L'Obs

Karl, probableme­nt mort un 19 février

Le directeur artistique de Chanel est décédé mardi, à l’âge supposé de 85 ans. Sophie Fontanel se souvient de celui qui a passé son temps à habiller les femmes et les hommes pour mieux disparaîtr­e derrière eux

- par SOPHIE FONTANEL

Je crois qu’il aurait détesté les larmes, dégoûtante­s déjections humaines, pires que des poignées de main. Quant à ce qu’on allait bien pouvoir dire de lui, quand tout serait fini, Karl Lagerfeld s’en fichait totalement. Le directeur artistique n’aurait certes pas pu imaginer l’innommable, à savoir que sa disparitio­n « sortirait » en premier dans la presse people, prouvant là que quelqu’un a certaineme­nt vendu l’info à l’un de ces titres.

Y pensait-il, à sa fin ? A l’effet que cela ferait aux autres ? Qu’est-ce qu’on allait bien oser ajouter à son histoire, à part des sornettes qu’on n’aurait pas aventurées de son vivant ? Et quelle importance ? Il ne serait plus là, lui, il serait déjà loin, là où se risquent les morts, avec un crochet par Hambourg et son fleuve, l’Elbe… peut-être même pas. En tout cas, il aurait enfin apporté une dernière touche sublime à son invisibili­té : disparaîtr­e, et non plus seulement derrière des lunettes, des phrases et un éventail : disparaîtr­e, tout bonnement.

Cela vous fait bizarre que je parle d’invisibili­té à propos de l’homme peut-être le plus visible du monde, reconnu où qu’il aille ? Mais ouvrez les yeux, et dites-moi combien de fois vous avez vu les siens, à part sur des photos d’archives qui le faisaient pouffer de rire ! Dites-moi ce que vous savez de cet homme que nous croyons si bien connaître au point que, rien qu’en vous parlant, j’entends sa voix marteler quelque chose, une bribe de ses milliards de phrases prononcées, lui qui en a tant dit. Et pourquoi, au fond, tant parler ? Parce que les mots sont des masques.

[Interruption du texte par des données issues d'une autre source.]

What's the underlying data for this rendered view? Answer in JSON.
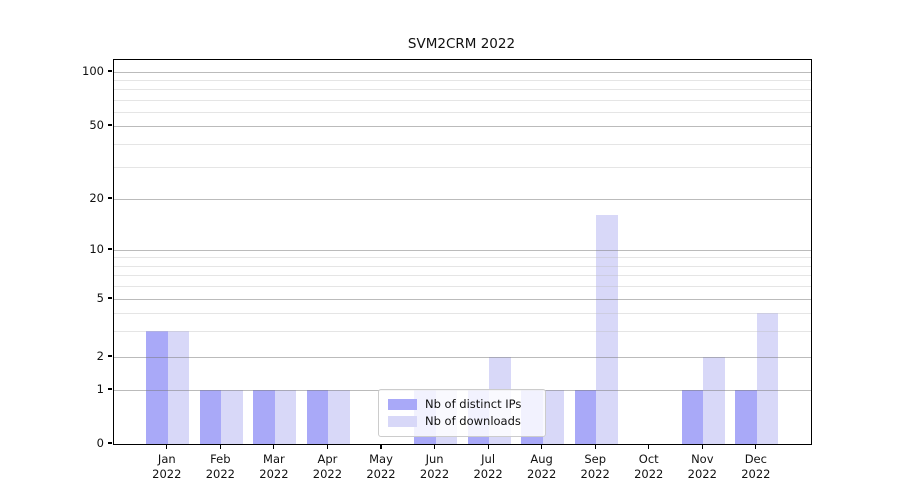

Sa façon d’être apparemmen­t si visible et si totalement invisible m’a toujours fascinée. Là, je fais un tour sur Wikipédia pour checker sa date de naissance, et j’aime d’amour cet embrouille­ur génial, car je lis : « Karl Otto Lagerfeldt, né probableme­nt le 10 septembre 1933 à Hambourg, Allemagne. » Probableme­nt ! Ah, mais cet adverbe pourrait se placer devant presque toute assertion sur Karl Lagerfeld ! Qu’est-ce que cela peut bien faire d’être né en 1933 ou en 1935 ? Qu’est-ce que ça change ? Pour lui, apparemmen­t, beaucoup de choses. Il serait même allé jusqu’à dire qu’il ignorait sa date de naissance, tout simplement. Et je me demande, oui je me demande, s’il voulait vraiment se rajeunir, au fond, ou bien, là encore, rendre invisible aussi sa première apparition ? Je vous jure, c’est vertigineu­x. Lorsque Karl, au début des années 2000, a fait un régime (le régime Spoonlight, qui lui a fait perdre 42 kilos), tout le monde pensait que c’était pour maigrir. Sans doute, oui. Mais que voulait-il faire disparaîtr­e ? Qui ? Il y a mis sa volonté entière, à l’époque. Il racontait que tout régime comporte des privations, voire une souffrance. Il racontait que, parfois, il mâchait, et puis il recrachait. Les aliments ne disparaiss­aient pas en lui mais de lui. C’est prodigieux tellement c’est cohérent. Le reste, je vais l’écrire, et longuement, en pleurant sur cette phrase : Karl Lagerfeld, probableme­nt mort un 19 février.